Chacun de ces deux enjeux de la démocratisation s'est révélé très clivant dans la profession. Dans une première période, de 1945 à 1968, et alors que démocratisation de l'enseignement secondaire se jouait principalement dans la réforme de ses structures, c'est surtout l'enjeu, institutionnel qui s'est imposé. Dans une seconde période, que nous faisons commencer en 1968, mais qui a connu un rebond important après 1981, à une époque où le politique a voulu démocratiser l'enseignement secondaire par des réformes pédagogiques, il n'est pas étonnant que ce soit l'enjeu pédagogique à travers lequel les professeurs de philosophie ont été confrontés au problème de la démocratisation de l'enseignement secondaire.

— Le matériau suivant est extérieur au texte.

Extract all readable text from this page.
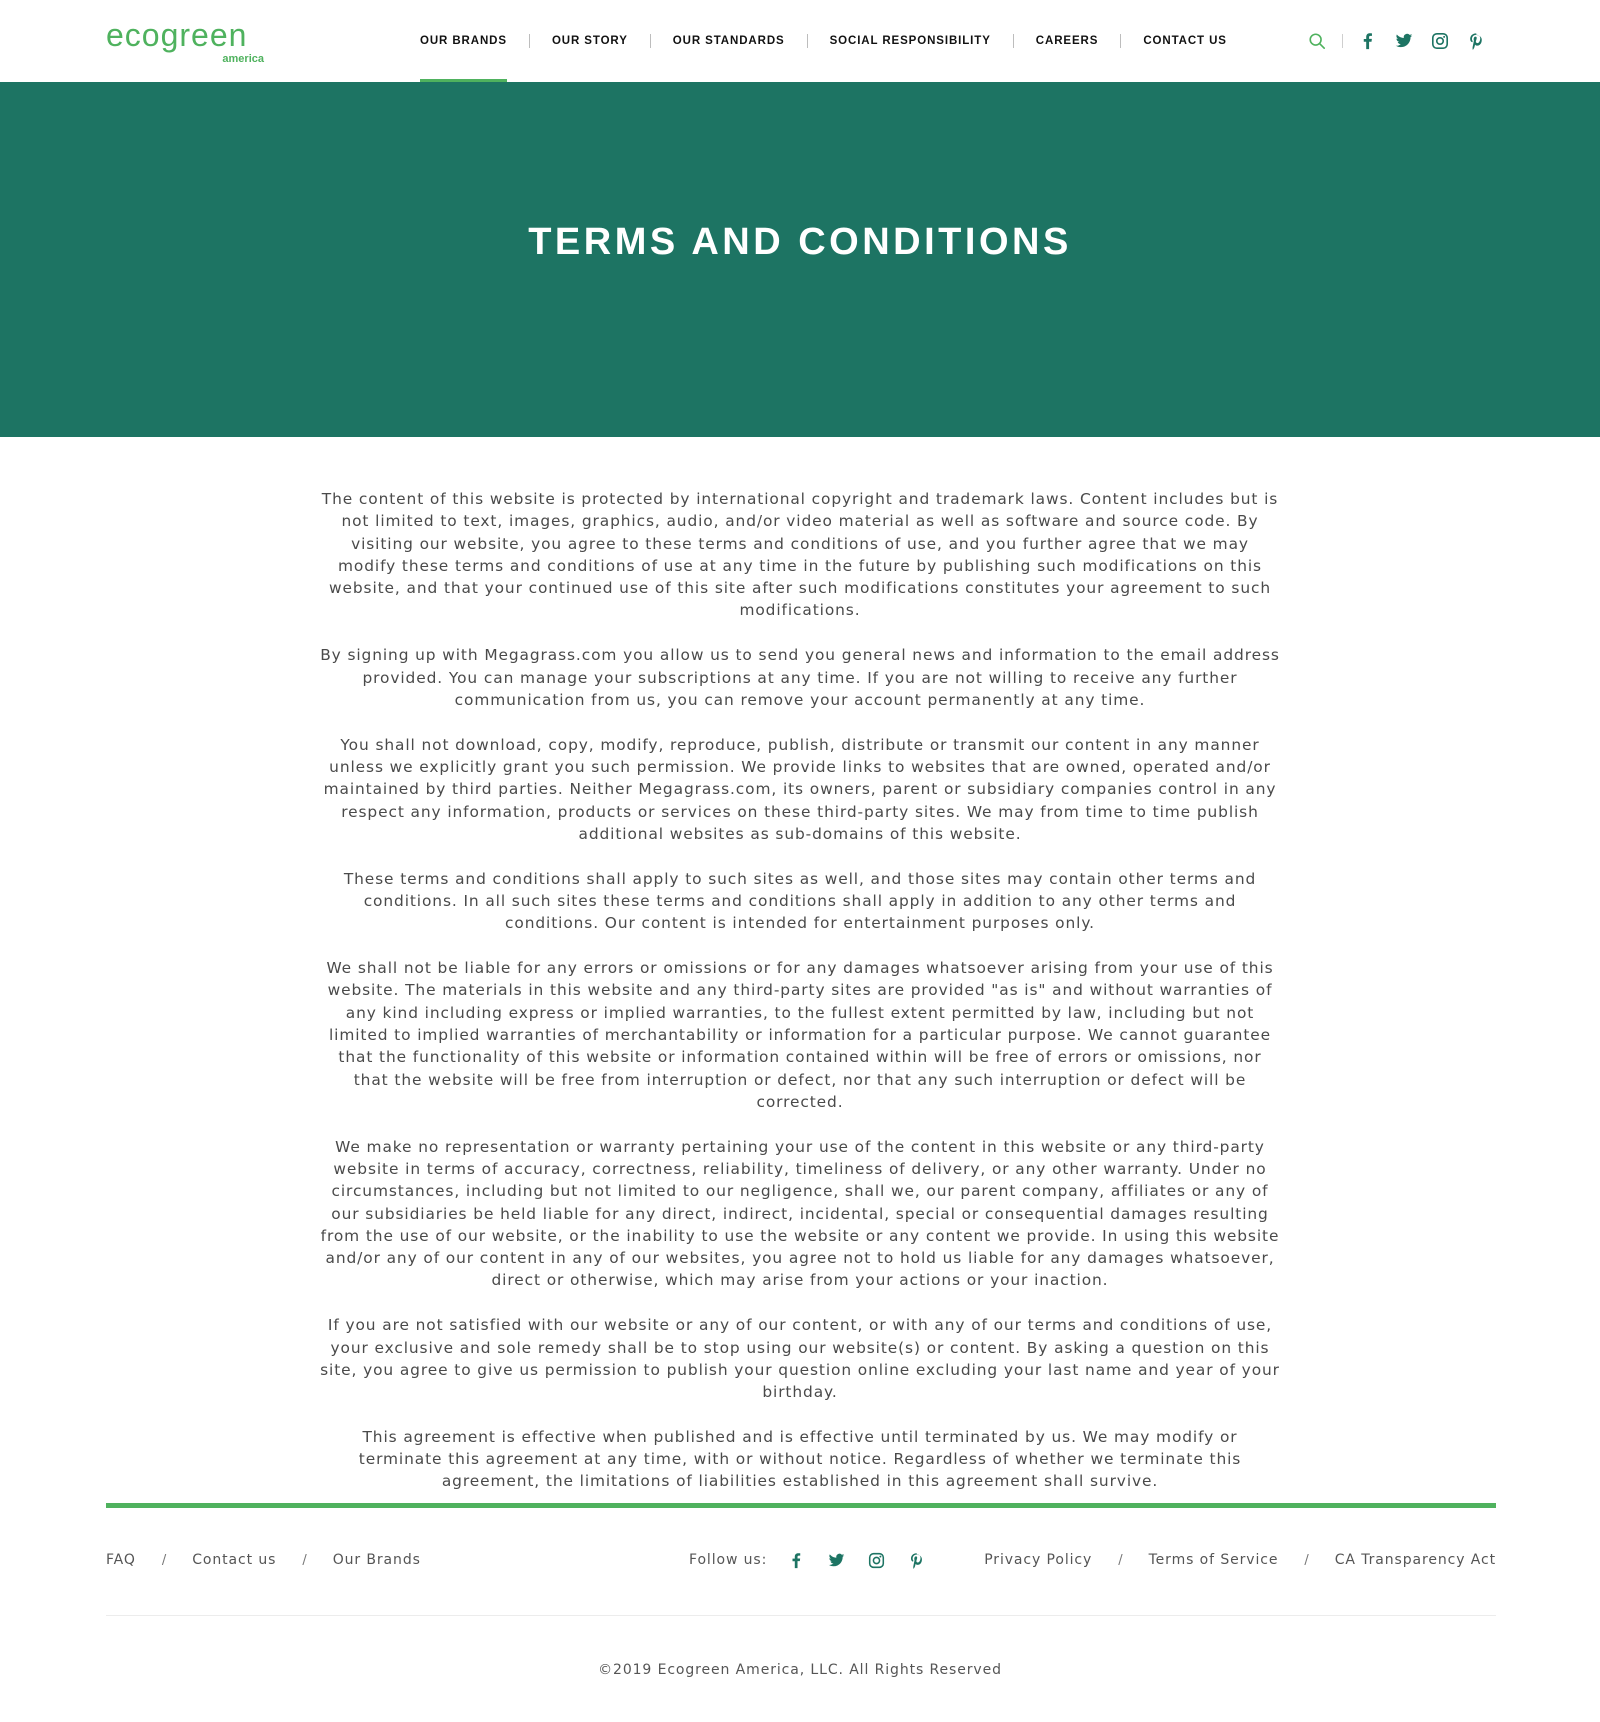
ecogreen
america
OUR BRANDS	OUR STORY	OUR STANDARDS	SOCIAL RESPONSIBILITY	CAREERS	CONTACT US
TERMS AND CONDITIONS

The content of this website is protected by international copyright and trademark laws. Content includes but is not limited to text, images, graphics, audio, and/or video material as well as software and source code. By visiting our website, you agree to these terms and conditions of use, and you further agree that we may modify these terms and conditions of use at any time in the future by publishing such modifications on this website, and that your continued use of this site after such modifications constitutes your agreement to such modifications.

By signing up with Megagrass.com you allow us to send you general news and information to the email address provided. You can manage your subscriptions at any time. If you are not willing to receive any further communication from us, you can remove your account permanently at any time.

You shall not download, copy, modify, reproduce, publish, distribute or transmit our content in any manner unless we explicitly grant you such permission. We provide links to websites that are owned, operated and/or maintained by third parties. Neither Megagrass.com, its owners, parent or subsidiary companies control in any respect any information, products or services on these third-party sites. We may from time to time publish additional websites as sub-domains of this website.

These terms and conditions shall apply to such sites as well, and those sites may contain other terms and conditions. In all such sites these terms and conditions shall apply in addition to any other terms and conditions. Our content is intended for entertainment purposes only.

We shall not be liable for any errors or omissions or for any damages whatsoever arising from your use of this website. The materials in this website and any third-party sites are provided "as is" and without warranties of any kind including express or implied warranties, to the fullest extent permitted by law, including but not limited to implied warranties of merchantability or information for a particular purpose. We cannot guarantee that the functionality of this website or information contained within will be free of errors or omissions, nor that the website will be free from interruption or defect, nor that any such interruption or defect will be corrected.

We make no representation or warranty pertaining your use of the content in this website or any third-party website in terms of accuracy, correctness, reliability, timeliness of delivery, or any other warranty. Under no circumstances, including but not limited to our negligence, shall we, our parent company, affiliates or any of our subsidiaries be held liable for any direct, indirect, incidental, special or consequential damages resulting from the use of our website, or the inability to use the website or any content we provide. In using this website and/or any of our content in any of our websites, you agree not to hold us liable for any damages whatsoever, direct or otherwise, which may arise from your actions or your inaction.

If you are not satisfied with our website or any of our content, or with any of our terms and conditions of use, your exclusive and sole remedy shall be to stop using our website(s) or content. By asking a question on this site, you agree to give us permission to publish your question online excluding your last name and year of your birthday.

This agreement is effective when published and is effective until terminated by us. We may modify or terminate this agreement at any time, with or without notice. Regardless of whether we terminate this agreement, the limitations of liabilities established in this agreement shall survive.

FAQ / Contact us / Our Brands	Follow us:	Privacy Policy / Terms of Service / CA Transparency Act
©2019 Ecogreen America, LLC. All Rights Reserved
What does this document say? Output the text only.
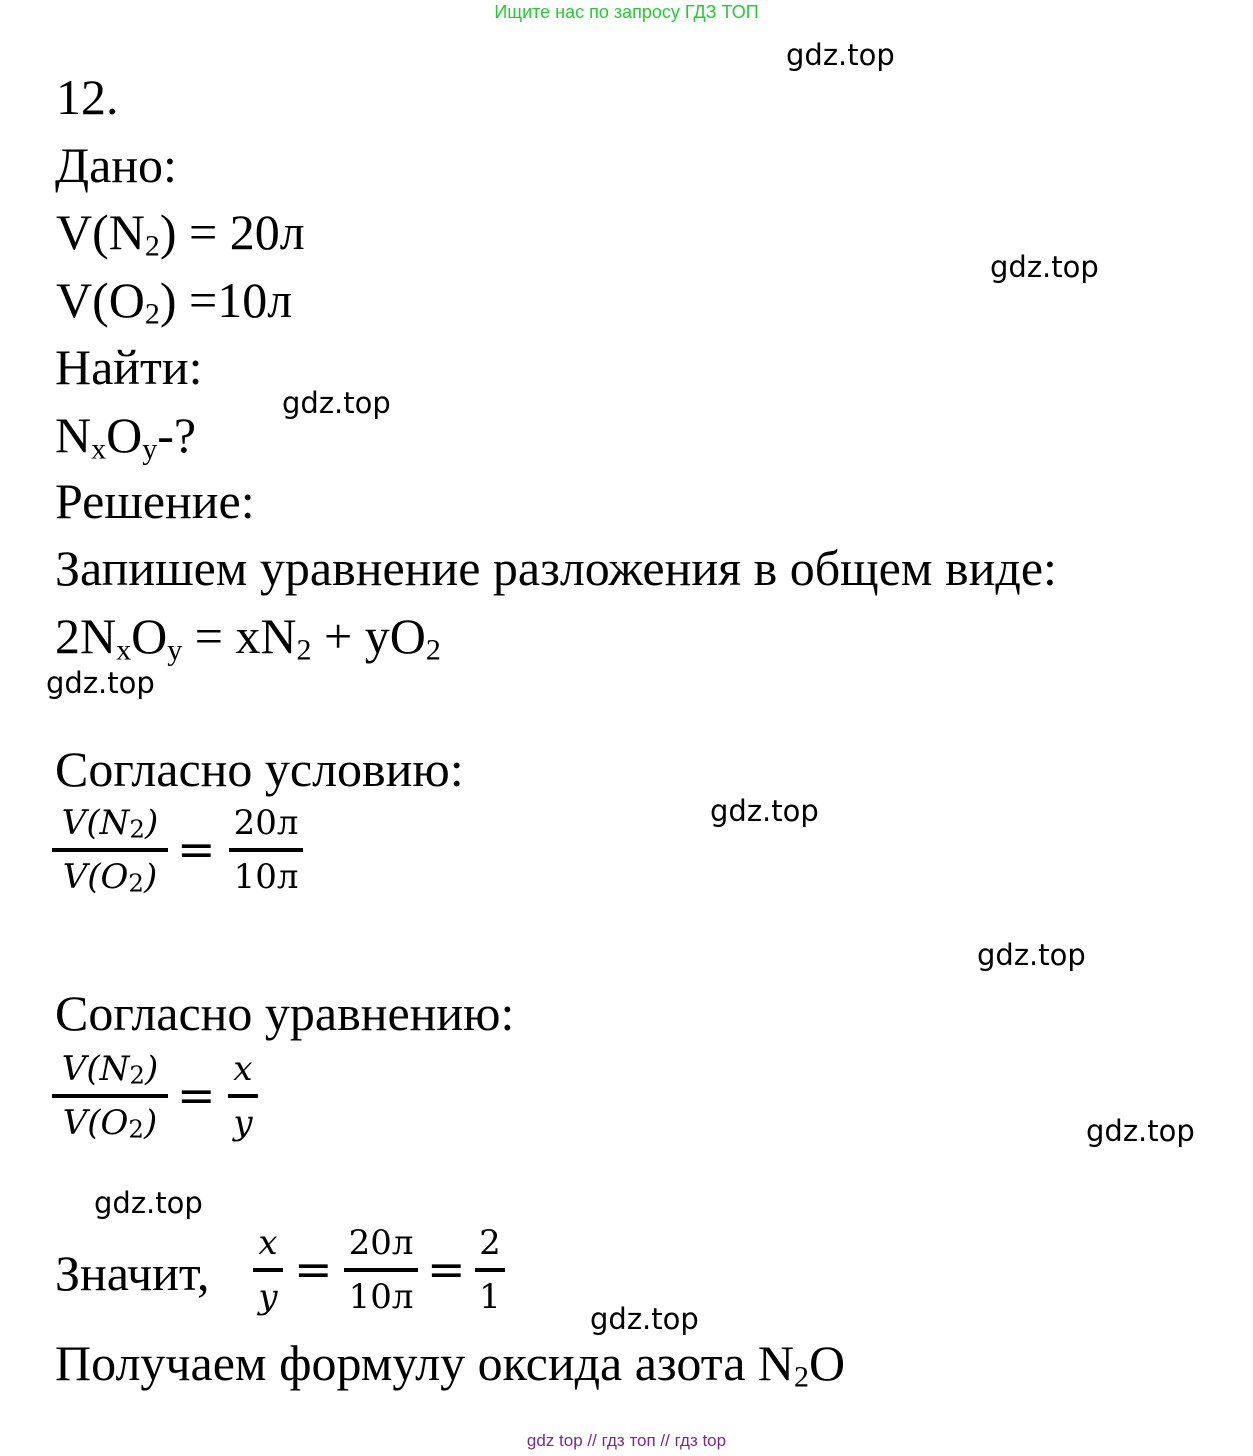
Ищите нас по запросу ГДЗ ТОП
gdz.top
gdz.top
gdz.top
gdz.top
gdz.top
gdz.top
gdz.top
gdz.top
gdz.top
12.
Дано:
$V(N_2) = 20л$
$V(O_2) =10л$
Найти:
$N_xO_y-$?
Решение:
Запишем уравнение разложения в общем виде:
$2N_xO_y = xN_2 + yO_2$
Согласно условию:
V(N2)
V(O2)
= 20л
10л
Согласно уравнению:
V(N2)
V(O2)
= x
y
Значит,
x
y
= 20л
10л
= 2
1
Получаем формулу оксида азота $N_2O$
gdz top // гдз топ // гдз top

Nous allons revenir rapidement sur chacun de ces deux enjeux dans les trois périodes que nous proposons de distinguer.

A) 1945-1968

1) Le combat pour restaurer la classe de Philosophie d'avant-guerre

Lorsqu'elle se reconstitue, en 1945, l'ancienne Amicale des professeurs de philosophie de lycée, qui allait devenir l'APPEP deux ans plus tard, définit la stratégie corporative en ces termes : "La classe de Philosophie est la classe terminale normale". Jusqu'en 1968, la profession s'est efforcée de redonner à la classe de Philosophie la position institutionnelle et le prestige qu'elle avait avant guerre, quand elle avait le quasi monopole de la scolarisation, la dernière année des études secondaires, d'une élite scolaire et des futures élites socioprofessionnelles. Or, ce statut, les politiques menées sous Vichy et ensuite, sous la IVe et la Ve Républiques, le lui ont fait perdre - la IVe République entérinant la classe de Philosophie-sciences en créant la classe de Sciences expérimentales en 1945. Cette stratégie a opposé de manière chronique le groupe aux autorités politiques qui, dans les années 1950 et 1960, ont organisé la modernisation et la démocratisation de l'enseignement secondaire en multipliant les créations de nouvelles sections de l'enseignement secondaire et de nouvelles séries de baccalauréat, tant dans l'enseignement général que dans l'enseignement technique.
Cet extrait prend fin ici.